In a May 31, 2012 Memo released on their website the Council on Chiropractic Education (CCE) calls political activity by those who oppose them in the current accreditation debate “irresponsible”.
Asserting that they follow the regulations established by the United States Secretary of Education and that they have the interests of chiropractic students in mind, the CCE points to specific actions by the International Chiropractors Association (ICA) that involved requesting that their membership and the chiropractic community at large contact their elected representatives and relate their concerns regarding the recent decision by the Assistant Secretary of Education.
In a letter dated March 15, 2012 to the Council on Chiropractic Education, the Assistant Secretary of the United States Department of Education, Eduardo M. Ochoa, pulled the rug out from under the conservative faction of the chiropractic profession that had worked so hard to bring the actions of the CCE to light.
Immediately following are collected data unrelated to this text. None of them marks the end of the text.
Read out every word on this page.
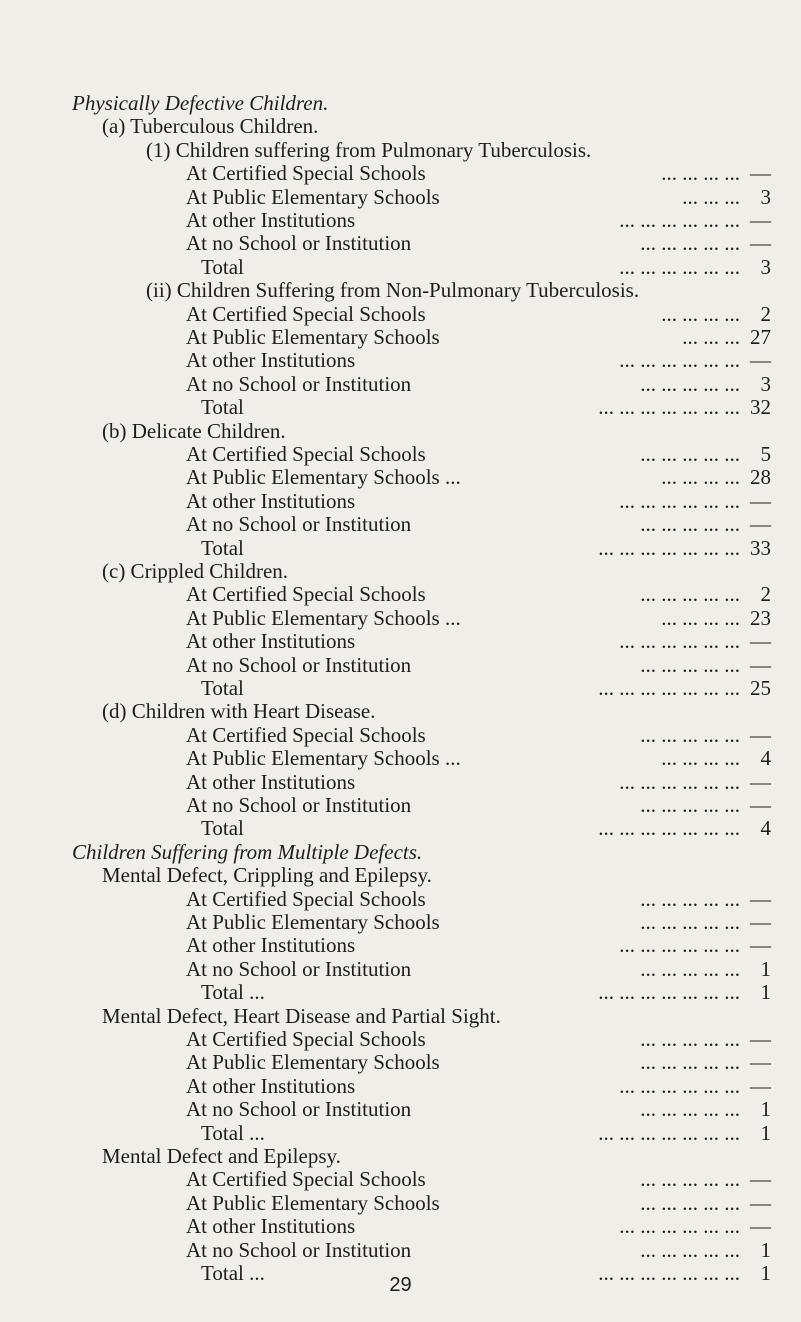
Physically Defective Children.
(a) Tuberculous Children.
(1) Children suffering from Pulmonary Tuberculosis.
At Certified Special Schools	... ... ... ... —
At Public Elementary Schools	... ... ... 3
At other Institutions	... ... ... ... ... ... —
At no School or Institution	... ... ... ... ... —
Total	... ... ... ... ... ... 3
(ii) Children Suffering from Non-Pulmonary Tuberculosis.
At Certified Special Schools	... ... ... ... 2
At Public Elementary Schools	... ... ... 27
At other Institutions	... ... ... ... ... ... —
At no School or Institution	... ... ... ... ... 3
Total	... ... ... ... ... ... ... 32
(b) Delicate Children.
At Certified Special Schools	... ... ... ... ... 5
At Public Elementary Schools ...	... ... ... ... 28
At other Institutions	... ... ... ... ... ... —
At no School or Institution	... ... ... ... ... —
Total	... ... ... ... ... ... ... 33
(c) Crippled Children.
At Certified Special Schools	... ... ... ... ... 2
At Public Elementary Schools ...	... ... ... ... 23
At other Institutions	... ... ... ... ... ... —
At no School or Institution	... ... ... ... ... —
Total	... ... ... ... ... ... ... 25
(d) Children with Heart Disease.
At Certified Special Schools	... ... ... ... ... —
At Public Elementary Schools ...	... ... ... ... 4
At other Institutions	... ... ... ... ... ... —
At no School or Institution	... ... ... ... ... —
Total	... ... ... ... ... ... ... 4
Children Suffering from Multiple Defects.
Mental Defect, Crippling and Epilepsy.
At Certified Special Schools	... ... ... ... ... —
At Public Elementary Schools	... ... ... ... ... —
At other Institutions	... ... ... ... ... ... —
At no School or Institution	... ... ... ... ... 1
Total ...	... ... ... ... ... ... ... 1
Mental Defect, Heart Disease and Partial Sight.
At Certified Special Schools	... ... ... ... ... —
At Public Elementary Schools	... ... ... ... ... —
At other Institutions	... ... ... ... ... ... —
At no School or Institution	... ... ... ... ... 1
Total ...	... ... ... ... ... ... ... 1
Mental Defect and Epilepsy.
At Certified Special Schools	... ... ... ... ... —
At Public Elementary Schools	... ... ... ... ... —
At other Institutions	... ... ... ... ... ... —
At no School or Institution	... ... ... ... ... 1
Total ...	... ... ... ... ... ... ... 1
29
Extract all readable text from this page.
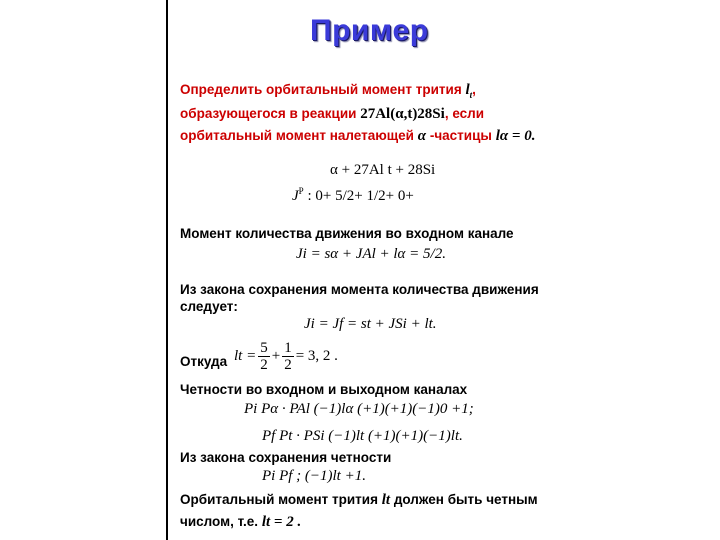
Пример
Определить орбитальный момент трития $l_t$,
образующегося в реакции 27Al(α,t)28Si, если
орбитальный момент налетающей α -частицы lα = 0.
α + 27Al t + 28Si
$J^P$ : 0+ 5/2+ 1/2+ 0+
Момент количества движения во входном канале
Ji = sα + JAl + lα = 5/2.
Из закона сохранения момента количества движения
следует:
Ji = Jf = st + JSi + lt.
Откуда lt = $\frac{5}{2} + \frac{1}{2} = 3$, 2 .
Четности во входном и выходном каналах
Pi Pα · PAl (−1)lα (+1)(+1)(−1)0 +1;
Pf Pt · PSi (−1)lt (+1)(+1)(−1)lt.
Из закона сохранения четности
Pi Pf ; (−1)lt +1.
Орбитальный момент трития lt должен быть четным
числом, т.е. lt = 2 .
In December 2011 the National Advisory Committee on Institutional Quality and Integrity (NACIQI) had found the CCE to be in violation of 43 Federal Recognition Criteria including a violation of 34 C.F.R. 602.13 dealing with the wide acceptance of the agency’s standards, policies, procedures and decisions and to told them to address how the agency’s standards advance quality in chiropractic education.
In a shocking move the Assistant Secretary told the CCE:
"I disagree with NACIQI’s concern about lack of wide acceptance of the agency’s standards in the field. The dissenting voices in my judgment are a small minority within the profession. Generally, I agree with the arguments presented by the agency in this regard. Accordingly, I am not requiring that CCE address 34 C.F.R. 602.13, or how the agency’s standards advance quality in chiropractic education, in its compliance report.”
Ochoa noted that the recommendations of the Department staff and of NACIQI differed and that he had received written comments from the CCE that opposed NACIQI’s additional recommendation. Ochoa told the CCE:
“I disagree with NACIQI’s concern about lack of wide acceptance of the agency’s standards in the field. The dissenting voices in my judgment are a small minority within the profession. Generally, I agree with the arguments presented by the agency in this regard. Accordingly, I am not requiring that CCE address 34 C.F.R 602.13, or how the agency’s standards advance quality in chiropractic education, in its compliance report.”
It is widely believed that the CCE, perhaps in concert with the American Chiropractic Association (ACA), lobbied the Assistant Secretary in order to get the 43rd violation removed. The efforts on the part of the conservative, traditional factions of the profession to contact elected representatives came after Ochoa refused to meet with these groups. The purpose of the requested meetings was so they could better understand Ochoa’s reasoning for believing that these groups were simply a minority and more so, how the Secretary of Education under an Obama Administration could simply push aside minority views – even if they were a minority.